What is it?
It is the dream of all crystallographers to develop a technique which can grow the largest and highest quality crystals possible. Often this is extremely difficult to do due to all of the competing factors which can drive crystal growth, and so it is often considered an art form. The rarity of large single crystals is what makes the Naica crystal caves truly extraordinary.
Buried 300 meters below the surface, and discovered at a time when we people believed that they had seen every spectacular sight the earth had to offer, are the selenite crystal caves (Figure 1). No, this is not a carefully constructed Photoshop; those are real people climbing over pure gypsum crystals, otherwise known as selenite. In fact these are the largest of any naturally occurring crystals measuring up to 12 m in length, 4 m in diameter and 55 tons in weight. However, before you rush to pull out your passport and start booking flights, know that these caves are not open to the public. The caves are restricted partially for preservation purposes (instigated by a mining company of all things) but also because conditions within the cave are oppressive. Due to their location above an underground magma chamber and the presence of a large quantity of ground water, temperatures can sit at a constant 58 °C and 90 to 99 % humidity. Without special protection humans can only survive in these conditions for a few minutes. Incidentally, these are ideal conditions for crystal growth. Prior to their discovery, the caves were filled with hot, mineral rich water for 500,000 years. During this time the temperature hardly varied and the crystals were allowed to slowly grow to the size they are today.

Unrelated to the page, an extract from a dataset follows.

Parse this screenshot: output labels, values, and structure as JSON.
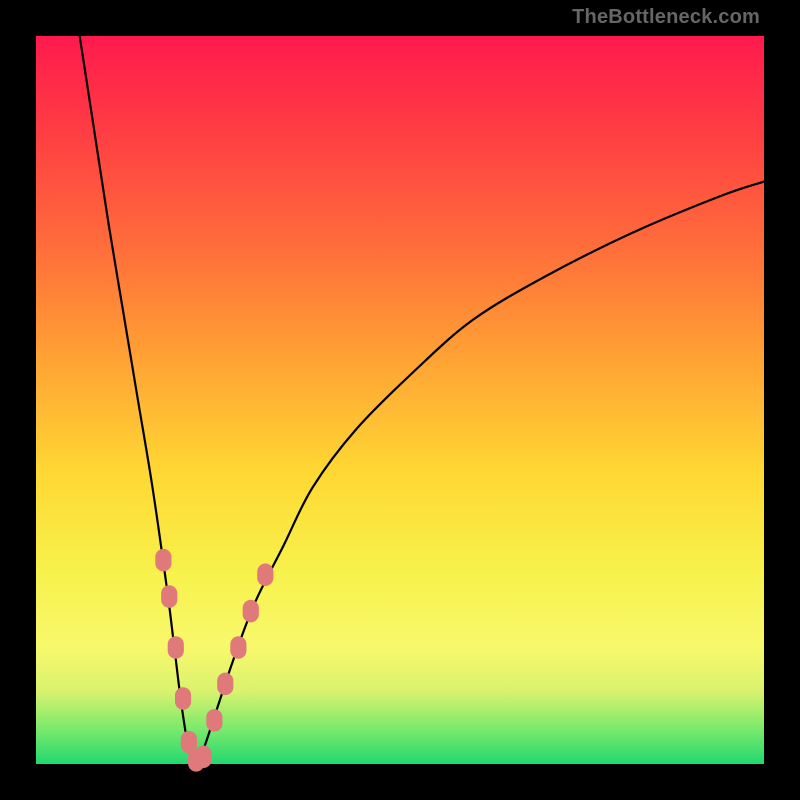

So if the caves are closed to public access, what are people doing there? A huge research project is being undertaken covering fields from medical research to regional geology. Some examples of the research being performed include, investigating how the crystals became so large and how old they are, studying pollen and microorganisms trapped inside the crystals, developing technology which enables humans to work in extreme conditions for long periods of time and building an understanding of the physiological effects of exposure to these extreme conditions over a long period of time. However, the longer the crystals are exposed to the air the more faded and brittle they become, eventually cracking under their own weight. As a result there are constant discussions on whether research should continue in order to understand this unique natural resource or whether the caves should be re-flooded with water in order to preserve their current form.
What does it look like?
As mentioned, the crystals are a pure form of gypsum known as selenite. The crystal structure of selenite/gypsum (CaSO4•2(H2O)) has been featured before on this blog in its “desert rose form”. The main difference between the desert rose crystals and selenite is the presence of sand impurities in desert rose. Another view of the structure is provided below where calcium is shown in blue, SO4 tetrahedra are yellow, oxygen is red and hydrogen is white.
Where did the structure come from?
The image was generated from a structure in the paper Schofield P. F., Knight K. S., Stretton I. C. American Mineralogist 81 (1996) 847-851 and can be found on the American Mineralogical database.